David Matolcsi comments on Notes on handling non-concentrated failures with AI control: high level methods and different regimes

David Matolcsi 31 Mar 2025 9:51 UTC
6 points
5
This post was a very dense read, and it was hard for me to digest what the main conclusions were supposed to be. Could you write some concrete scenarios that you think are central examples of schemers causing non-concentrated failures? While reading the post, I never knew what situation to imagine: An AI is doing philosophical alignment research but intentionally producing promising-looking crackpotry? It is building cyber-sec infrastructure but leaving in a lot of vulnerabilities? Advising the President, but having a bias towards advocating for integrating AI into the military?

I think these problems are all pretty different in what approaches are promising in preventing them, so it would be useful to see what you think the most likely non-concentrated failures are, so we can read the post with that in mind.
As another point, you could really write conclusion sections. There are a lot of different points made in the post, and it’s hard to see which are the most important to get across to the reader in your opinion. A conclusion section would help a lot in that.

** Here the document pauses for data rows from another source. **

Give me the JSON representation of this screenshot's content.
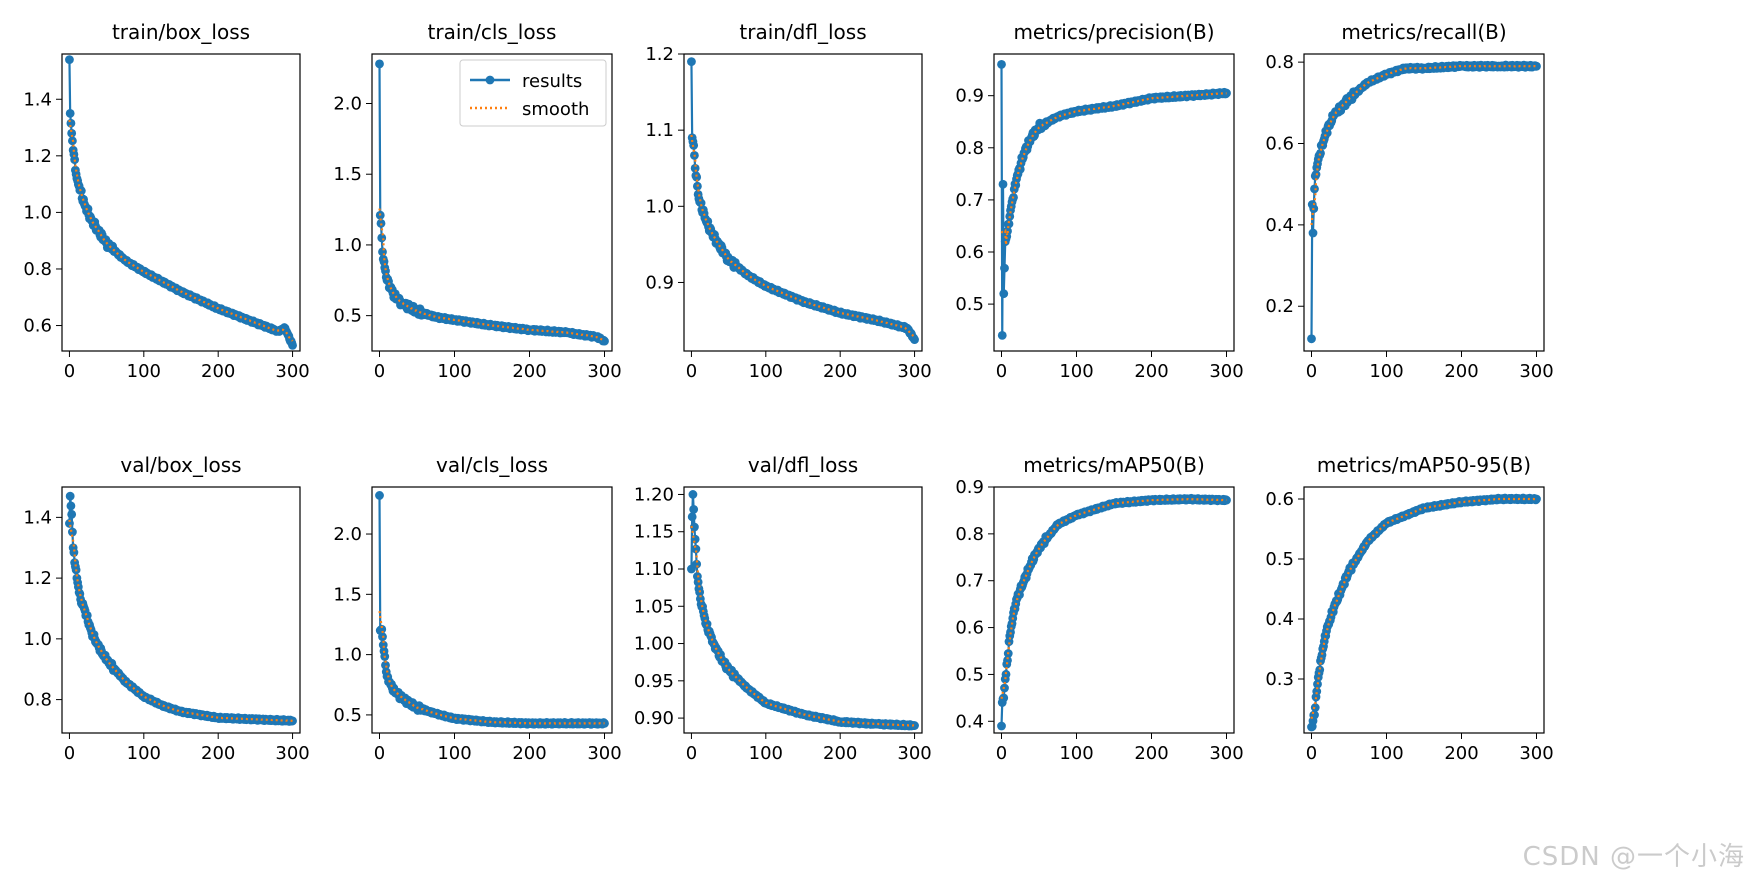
{
  "watermark": "CSDN @一个小海",
  "colors": {
    "results": "#1f77b4",
    "smooth": "#ff7f0e"
  },
  "legend": {
    "results_label": "results",
    "smooth_label": "smooth",
    "panel": 1,
    "placement": "upper-right"
  },
  "chart_data": [
    {
      "type": "line",
      "title": "train/box_loss",
      "xlim": [
        -10,
        310
      ],
      "ylim": [
        0.51,
        1.56
      ],
      "xticks": [
        0,
        100,
        200,
        300
      ],
      "yticks": [
        0.6,
        0.8,
        1.0,
        1.2,
        1.4
      ],
      "curve": "decay",
      "start": 1.54,
      "p2": 1.35,
      "end": 0.53,
      "shape": "loss",
      "points": [
        [
          0,
          1.54
        ],
        [
          1,
          1.35
        ],
        [
          5,
          1.22
        ],
        [
          10,
          1.12
        ],
        [
          20,
          1.03
        ],
        [
          30,
          0.97
        ],
        [
          50,
          0.89
        ],
        [
          75,
          0.83
        ],
        [
          100,
          0.79
        ],
        [
          150,
          0.72
        ],
        [
          200,
          0.66
        ],
        [
          250,
          0.61
        ],
        [
          280,
          0.58
        ],
        [
          290,
          0.59
        ],
        [
          300,
          0.53
        ]
      ]
    },
    {
      "type": "line",
      "title": "train/cls_loss",
      "xlim": [
        -10,
        310
      ],
      "ylim": [
        0.25,
        2.35
      ],
      "xticks": [
        0,
        100,
        200,
        300
      ],
      "yticks": [
        0.5,
        1.0,
        1.5,
        2.0
      ],
      "points": [
        [
          0,
          2.28
        ],
        [
          1,
          1.21
        ],
        [
          3,
          1.05
        ],
        [
          5,
          0.9
        ],
        [
          10,
          0.75
        ],
        [
          20,
          0.64
        ],
        [
          30,
          0.59
        ],
        [
          50,
          0.53
        ],
        [
          75,
          0.49
        ],
        [
          100,
          0.47
        ],
        [
          150,
          0.43
        ],
        [
          200,
          0.4
        ],
        [
          250,
          0.38
        ],
        [
          290,
          0.35
        ],
        [
          300,
          0.32
        ]
      ]
    },
    {
      "type": "line",
      "title": "train/dfl_loss",
      "xlim": [
        -10,
        310
      ],
      "ylim": [
        0.81,
        1.2
      ],
      "xticks": [
        0,
        100,
        200,
        300
      ],
      "yticks": [
        0.9,
        1.0,
        1.1,
        1.2
      ],
      "points": [
        [
          0,
          1.19
        ],
        [
          1,
          1.09
        ],
        [
          3,
          1.08
        ],
        [
          5,
          1.05
        ],
        [
          10,
          1.01
        ],
        [
          20,
          0.98
        ],
        [
          30,
          0.96
        ],
        [
          50,
          0.93
        ],
        [
          75,
          0.91
        ],
        [
          100,
          0.895
        ],
        [
          150,
          0.875
        ],
        [
          200,
          0.86
        ],
        [
          250,
          0.85
        ],
        [
          290,
          0.84
        ],
        [
          300,
          0.825
        ]
      ]
    },
    {
      "type": "line",
      "title": "metrics/precision(B)",
      "xlim": [
        -10,
        310
      ],
      "ylim": [
        0.41,
        0.98
      ],
      "xticks": [
        0,
        100,
        200,
        300
      ],
      "yticks": [
        0.5,
        0.6,
        0.7,
        0.8,
        0.9
      ],
      "points": [
        [
          0,
          0.96
        ],
        [
          1,
          0.44
        ],
        [
          2,
          0.73
        ],
        [
          3,
          0.52
        ],
        [
          5,
          0.62
        ],
        [
          8,
          0.64
        ],
        [
          12,
          0.68
        ],
        [
          20,
          0.74
        ],
        [
          30,
          0.79
        ],
        [
          40,
          0.82
        ],
        [
          50,
          0.84
        ],
        [
          75,
          0.86
        ],
        [
          100,
          0.87
        ],
        [
          150,
          0.88
        ],
        [
          200,
          0.895
        ],
        [
          250,
          0.9
        ],
        [
          300,
          0.905
        ]
      ]
    },
    {
      "type": "line",
      "title": "metrics/recall(B)",
      "xlim": [
        -10,
        310
      ],
      "ylim": [
        0.09,
        0.82
      ],
      "xticks": [
        0,
        100,
        200,
        300
      ],
      "yticks": [
        0.2,
        0.4,
        0.6,
        0.8
      ],
      "points": [
        [
          0,
          0.12
        ],
        [
          1,
          0.45
        ],
        [
          2,
          0.38
        ],
        [
          3,
          0.44
        ],
        [
          5,
          0.52
        ],
        [
          10,
          0.57
        ],
        [
          20,
          0.63
        ],
        [
          30,
          0.67
        ],
        [
          50,
          0.71
        ],
        [
          75,
          0.75
        ],
        [
          100,
          0.77
        ],
        [
          125,
          0.785
        ],
        [
          150,
          0.785
        ],
        [
          200,
          0.79
        ],
        [
          250,
          0.79
        ],
        [
          300,
          0.79
        ]
      ]
    },
    {
      "type": "line",
      "title": "val/box_loss",
      "xlim": [
        -10,
        310
      ],
      "ylim": [
        0.69,
        1.5
      ],
      "xticks": [
        0,
        100,
        200,
        300
      ],
      "yticks": [
        0.8,
        1.0,
        1.2,
        1.4
      ],
      "points": [
        [
          0,
          1.38
        ],
        [
          1,
          1.47
        ],
        [
          3,
          1.41
        ],
        [
          5,
          1.3
        ],
        [
          10,
          1.2
        ],
        [
          15,
          1.13
        ],
        [
          20,
          1.1
        ],
        [
          30,
          1.02
        ],
        [
          40,
          0.97
        ],
        [
          50,
          0.93
        ],
        [
          75,
          0.86
        ],
        [
          100,
          0.81
        ],
        [
          125,
          0.78
        ],
        [
          150,
          0.76
        ],
        [
          200,
          0.74
        ],
        [
          250,
          0.735
        ],
        [
          300,
          0.73
        ]
      ]
    },
    {
      "type": "line",
      "title": "val/cls_loss",
      "xlim": [
        -10,
        310
      ],
      "ylim": [
        0.35,
        2.39
      ],
      "xticks": [
        0,
        100,
        200,
        300
      ],
      "yticks": [
        0.5,
        1.0,
        1.5,
        2.0
      ],
      "points": [
        [
          0,
          2.32
        ],
        [
          1,
          1.2
        ],
        [
          3,
          1.21
        ],
        [
          5,
          1.08
        ],
        [
          10,
          0.82
        ],
        [
          15,
          0.75
        ],
        [
          20,
          0.7
        ],
        [
          30,
          0.64
        ],
        [
          50,
          0.56
        ],
        [
          75,
          0.51
        ],
        [
          100,
          0.47
        ],
        [
          150,
          0.44
        ],
        [
          200,
          0.43
        ],
        [
          250,
          0.43
        ],
        [
          300,
          0.43
        ]
      ]
    },
    {
      "type": "line",
      "title": "val/dfl_loss",
      "xlim": [
        -10,
        310
      ],
      "ylim": [
        0.88,
        1.21
      ],
      "xticks": [
        0,
        100,
        200,
        300
      ],
      "yticks": [
        0.9,
        0.95,
        1.0,
        1.05,
        1.1,
        1.15,
        1.2
      ],
      "ytickfmt": 2,
      "points": [
        [
          0,
          1.1
        ],
        [
          1,
          1.17
        ],
        [
          2,
          1.2
        ],
        [
          3,
          1.18
        ],
        [
          5,
          1.14
        ],
        [
          8,
          1.09
        ],
        [
          12,
          1.06
        ],
        [
          20,
          1.025
        ],
        [
          30,
          1.0
        ],
        [
          40,
          0.98
        ],
        [
          50,
          0.965
        ],
        [
          75,
          0.94
        ],
        [
          100,
          0.92
        ],
        [
          150,
          0.905
        ],
        [
          200,
          0.895
        ],
        [
          250,
          0.892
        ],
        [
          300,
          0.89
        ]
      ]
    },
    {
      "type": "line",
      "title": "metrics/mAP50(B)",
      "xlim": [
        -10,
        310
      ],
      "ylim": [
        0.375,
        0.9
      ],
      "xticks": [
        0,
        100,
        200,
        300
      ],
      "yticks": [
        0.4,
        0.5,
        0.6,
        0.7,
        0.8,
        0.9
      ],
      "points": [
        [
          0,
          0.39
        ],
        [
          1,
          0.44
        ],
        [
          3,
          0.45
        ],
        [
          5,
          0.49
        ],
        [
          8,
          0.53
        ],
        [
          10,
          0.57
        ],
        [
          15,
          0.62
        ],
        [
          20,
          0.66
        ],
        [
          30,
          0.7
        ],
        [
          40,
          0.74
        ],
        [
          50,
          0.77
        ],
        [
          75,
          0.82
        ],
        [
          100,
          0.84
        ],
        [
          150,
          0.865
        ],
        [
          200,
          0.872
        ],
        [
          250,
          0.874
        ],
        [
          300,
          0.872
        ]
      ]
    },
    {
      "type": "line",
      "title": "metrics/mAP50-95(B)",
      "xlim": [
        -10,
        310
      ],
      "ylim": [
        0.21,
        0.62
      ],
      "xticks": [
        0,
        100,
        200,
        300
      ],
      "yticks": [
        0.3,
        0.4,
        0.5,
        0.6
      ],
      "points": [
        [
          0,
          0.22
        ],
        [
          2,
          0.23
        ],
        [
          4,
          0.24
        ],
        [
          6,
          0.27
        ],
        [
          10,
          0.31
        ],
        [
          15,
          0.35
        ],
        [
          20,
          0.38
        ],
        [
          30,
          0.42
        ],
        [
          40,
          0.45
        ],
        [
          50,
          0.48
        ],
        [
          75,
          0.53
        ],
        [
          100,
          0.56
        ],
        [
          150,
          0.585
        ],
        [
          200,
          0.595
        ],
        [
          250,
          0.6
        ],
        [
          300,
          0.6
        ]
      ]
    }
  ]
}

In general, I think that among all the people I know, you might be the one who has the biggest difference in how good you are at explaining concepts in person, and how bad you are at communicating them in blog posts. (Strangely, your LW comments are also very good and digestible, more similar to your in person communication than to your long-form posts, I don’t know why.) I think it could be high leverage for you to experiment some with making your posts more readable. Using more concrete examples and writing conclusion sections would go a long way in improving your posts in general, but I felt compelled to comment here because this post was especially hard to read without them.
- ryan_greenblatt 1 Apr 2025 15:58 UTC
  13 points
  7
  Parent
  - I probably should have used a running example in this post—this just seems like a mostly unforced error.
  - I considered writing a conclusion, but decided not to because I wanted to spend the time on other things and I wasn’t sure what I would say that was useful and not just a pure restatement of things from earlier. This post is mostly a high level framework + list of considerations, so it doesn’t really have a small number of core points.
  - This post is a relatively low effort post as indicated by “Notes on”, possibly I should have flagged this more.
  - I think comments / in person are easier to understand than my blog posts as I often try to write blog posts that have lots and lots of content which is all grouped together, but without a specific thesis. I typically have either 1 point or a small number of points in comments / in person. Also, it’s easier to write in response to something as there is an assumed level of context already etc.
  - David Matolcsi 1 Apr 2025 17:52 UTC
    1 point
    0
    Parent
    Thanks for the reply. If you have time, I’m still interested in hearing what would be a realistic central example of non-concentrated failure that’s good to imagine while reading the post.